Study details how cancer cells hijack the metabolic activity of non-cancer cells

Pancreatic cancer is a unique, elusive, and fatal malignancy, with only approximately a 10% five-year survival rate. If cancer has spread, the survival rate drops to 3%. And, there are very limited treatment options available.

Representative NAD(P)H fluorescence intensity images of pancreatic cancer cells cultured as 3D organoids (shown in magenta) and PSC non-cancer cells (shown in cyan) from cocultures obtained on days 1 through 4 (top). The corresponding optical redox ratio from the same images is also shown (bottom). Image Credit: Morgridge Institute for Research.

It’s one of the scarier cancers because once you discover that a person has pancreatic cancer, it’s often too late because there are no symptoms. The survival rate is so low because at that point, you can’t really do anything.”

Rupsa Datta, Morgridge Institute for Research

Rupsa Datta is an assistant scientist at the Skala lab.

The Skala lab studies the metabolic activity that contributes to tumor growth using enhanced optical imaging in the aim of developing novel medicines and treatments based on a better knowledge of the tumor microenvironment.

Datta and colleagues show how cancer cells may hijack the metabolic function of specific non-cancer cells in the pancreas to drive tumor growth in a study published in the journal Science Advances.

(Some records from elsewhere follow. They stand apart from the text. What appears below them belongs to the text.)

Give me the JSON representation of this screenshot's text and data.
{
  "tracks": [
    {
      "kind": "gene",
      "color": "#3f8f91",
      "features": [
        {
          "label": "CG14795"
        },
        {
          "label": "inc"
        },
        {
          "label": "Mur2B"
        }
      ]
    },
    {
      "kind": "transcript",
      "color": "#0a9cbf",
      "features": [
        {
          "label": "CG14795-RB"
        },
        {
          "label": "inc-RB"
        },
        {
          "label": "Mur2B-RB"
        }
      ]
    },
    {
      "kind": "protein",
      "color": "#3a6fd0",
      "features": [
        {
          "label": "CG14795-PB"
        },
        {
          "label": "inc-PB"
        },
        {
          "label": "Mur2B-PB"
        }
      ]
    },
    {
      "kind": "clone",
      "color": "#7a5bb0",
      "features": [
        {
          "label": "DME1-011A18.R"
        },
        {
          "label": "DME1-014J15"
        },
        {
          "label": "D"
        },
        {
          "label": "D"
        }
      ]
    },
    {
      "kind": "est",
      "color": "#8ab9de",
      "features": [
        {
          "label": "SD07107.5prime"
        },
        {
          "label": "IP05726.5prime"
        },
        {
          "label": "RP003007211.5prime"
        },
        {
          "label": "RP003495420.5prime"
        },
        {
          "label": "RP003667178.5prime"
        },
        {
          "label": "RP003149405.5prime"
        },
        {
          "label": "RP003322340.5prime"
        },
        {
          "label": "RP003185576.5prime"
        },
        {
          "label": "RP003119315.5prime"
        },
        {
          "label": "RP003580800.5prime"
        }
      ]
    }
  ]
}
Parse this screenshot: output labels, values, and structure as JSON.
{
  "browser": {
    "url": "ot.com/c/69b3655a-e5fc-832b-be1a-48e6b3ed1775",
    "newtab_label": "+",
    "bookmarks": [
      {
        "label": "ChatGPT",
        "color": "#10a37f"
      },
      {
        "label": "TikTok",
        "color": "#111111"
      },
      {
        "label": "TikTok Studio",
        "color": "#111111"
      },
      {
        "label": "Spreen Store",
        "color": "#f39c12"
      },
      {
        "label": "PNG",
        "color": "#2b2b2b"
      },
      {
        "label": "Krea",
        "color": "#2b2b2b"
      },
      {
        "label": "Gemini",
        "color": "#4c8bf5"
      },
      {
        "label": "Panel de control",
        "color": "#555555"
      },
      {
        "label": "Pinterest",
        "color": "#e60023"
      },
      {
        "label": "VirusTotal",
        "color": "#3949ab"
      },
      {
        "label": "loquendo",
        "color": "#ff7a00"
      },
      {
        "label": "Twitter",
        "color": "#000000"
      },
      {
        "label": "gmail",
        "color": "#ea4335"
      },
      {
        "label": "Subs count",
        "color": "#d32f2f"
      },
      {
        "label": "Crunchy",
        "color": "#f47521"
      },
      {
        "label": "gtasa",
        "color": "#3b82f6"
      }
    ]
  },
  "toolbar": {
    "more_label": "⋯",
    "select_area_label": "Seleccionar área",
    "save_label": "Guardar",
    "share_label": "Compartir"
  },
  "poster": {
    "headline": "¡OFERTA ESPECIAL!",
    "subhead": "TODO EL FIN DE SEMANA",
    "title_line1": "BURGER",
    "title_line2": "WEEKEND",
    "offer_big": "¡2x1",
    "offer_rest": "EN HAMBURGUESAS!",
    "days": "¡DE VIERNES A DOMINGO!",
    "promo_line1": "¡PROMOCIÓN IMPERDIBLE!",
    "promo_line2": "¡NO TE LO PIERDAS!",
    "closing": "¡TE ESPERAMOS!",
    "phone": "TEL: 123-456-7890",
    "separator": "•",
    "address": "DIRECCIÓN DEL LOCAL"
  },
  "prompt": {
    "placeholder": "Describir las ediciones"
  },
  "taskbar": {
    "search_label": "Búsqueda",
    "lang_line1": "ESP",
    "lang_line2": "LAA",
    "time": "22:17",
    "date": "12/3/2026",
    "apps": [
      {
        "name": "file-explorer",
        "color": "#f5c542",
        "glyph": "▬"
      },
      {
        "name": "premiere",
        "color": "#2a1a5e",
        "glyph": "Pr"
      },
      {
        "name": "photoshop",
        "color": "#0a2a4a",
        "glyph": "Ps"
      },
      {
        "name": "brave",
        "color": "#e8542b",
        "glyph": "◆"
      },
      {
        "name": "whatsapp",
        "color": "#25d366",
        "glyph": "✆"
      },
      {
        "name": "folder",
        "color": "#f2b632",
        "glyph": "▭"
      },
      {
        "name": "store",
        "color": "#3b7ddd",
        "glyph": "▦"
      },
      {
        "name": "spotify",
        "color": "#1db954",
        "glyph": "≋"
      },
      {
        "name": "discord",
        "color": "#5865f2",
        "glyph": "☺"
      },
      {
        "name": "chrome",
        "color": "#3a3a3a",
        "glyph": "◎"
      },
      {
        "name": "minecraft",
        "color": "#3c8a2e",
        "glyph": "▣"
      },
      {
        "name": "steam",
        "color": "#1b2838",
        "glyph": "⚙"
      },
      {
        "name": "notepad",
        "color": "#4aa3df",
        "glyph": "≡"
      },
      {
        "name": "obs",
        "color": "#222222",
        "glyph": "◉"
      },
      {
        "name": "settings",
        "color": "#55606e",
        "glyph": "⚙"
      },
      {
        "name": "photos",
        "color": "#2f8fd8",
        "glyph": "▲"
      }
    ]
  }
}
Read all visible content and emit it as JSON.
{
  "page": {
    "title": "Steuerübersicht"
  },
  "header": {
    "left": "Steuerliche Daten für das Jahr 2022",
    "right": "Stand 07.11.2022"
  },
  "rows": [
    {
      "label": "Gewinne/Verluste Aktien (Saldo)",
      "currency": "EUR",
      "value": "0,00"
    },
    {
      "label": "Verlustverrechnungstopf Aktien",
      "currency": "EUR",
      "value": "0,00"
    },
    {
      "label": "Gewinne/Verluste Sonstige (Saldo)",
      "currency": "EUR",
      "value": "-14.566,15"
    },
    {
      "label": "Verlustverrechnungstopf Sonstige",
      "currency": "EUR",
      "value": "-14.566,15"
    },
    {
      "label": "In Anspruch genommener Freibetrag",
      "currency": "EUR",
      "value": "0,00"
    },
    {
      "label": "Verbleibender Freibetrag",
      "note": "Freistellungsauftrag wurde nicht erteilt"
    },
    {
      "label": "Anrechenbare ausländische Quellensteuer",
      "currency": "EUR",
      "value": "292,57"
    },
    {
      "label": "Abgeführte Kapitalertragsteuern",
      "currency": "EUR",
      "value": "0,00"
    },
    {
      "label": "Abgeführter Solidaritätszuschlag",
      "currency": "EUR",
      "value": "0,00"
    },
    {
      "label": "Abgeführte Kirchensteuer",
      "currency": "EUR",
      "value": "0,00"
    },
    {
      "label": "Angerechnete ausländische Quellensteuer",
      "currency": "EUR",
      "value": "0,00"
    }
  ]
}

The extracellular matrix (ECM), a network of chemicals that helps give structure for the cells that make up an organ like the pancreas, is an important aspect of the tumor microenvironment when cancer cells start to grow.

Immune cells, fibroblasts, and organ-specific supporting cells such as pancreatic stellate cells (PSCs) are examples of non-cancer cells found in the ECM.

Datta states, the interactions between cancer cells and these PSCs are vital to the tumor’s growth and survival.

The cancer cells can recruit those non-cancer cells to work for them. It’s like they’re under the cancer cell’s spell. They will bring them nutrients and other things so that the cancer cell can survive.”

Rupsa Datta, Morgridge Institute for Research

The researchers created an organoid model, a 3D cell culture environment within a gel-like matrix structure that more accurately resembles the biology of a living organ or tumor, by combining pancreatic cancer cells with PSCs.

Researchers can use optical metabolic imaging to see and evaluate metabolic interactions between cells in real time. The method is non-invasive and label-free, meaning it relies on the cells’ own autofluorescence as a readout rather than introducing extra chemicals that may harm them.

The reduction-oxidation state of the cells, or redox state, fluctuates as electrons are transported between molecules inside a cell to help it grow and divide and is used to assess changes in metabolism.

Datta explains, “We found that when these non-cancer cells are present, the cancer cell redox state becomes more oxidized and moves toward proliferation. When the PSCs were touching the cancer cells, they were becoming more reduced.”

Cancer cells may be breaking their redox constraint of cell proliferation by engaging directly with PSCs and using the metabolic process to boost cancer development, according to this transfer between cells.

It is still unclear how the physical interaction between these cells results in redox state changes. Datta, on the other hand, believes that a better understanding of these interactions may lead to targeted drugs that will stop cancer cells from proliferating and tumors from growing.

With financing from the nonprofit group Stand Up to Cancer (SU2C), the Skala Team worked closely with cancer scientist Matt Vander Heiden and his lab at the Koch Institute for Integrative Cancer Research at the Massachusetts Institute of Technology (MIT) on this work.

Most of our collaborators are in Wisconsin, but this was a long-distance collaboration, so because of the grant, I could travel to their lab and they could come here, too. It was a very interesting project because we have expertise in different fields. And we both need to answer these questions.”

Rupsa Datta, Morgridge Institute for Research

While the Skala Lab pioneered the innovative imaging techniques used to get these metabolic measures, the Vander Heiden Lab was crucial in establishing the organoid model and putting the results into biological context and significance in the cancer area, adds Datta.

“I’m hoping this paper will show the power of our technique. Though, if more cancer labs adopted it, they would still need to collaborate with labs like ours with imaging expertise. But we love to collaborate!” Datta concluded.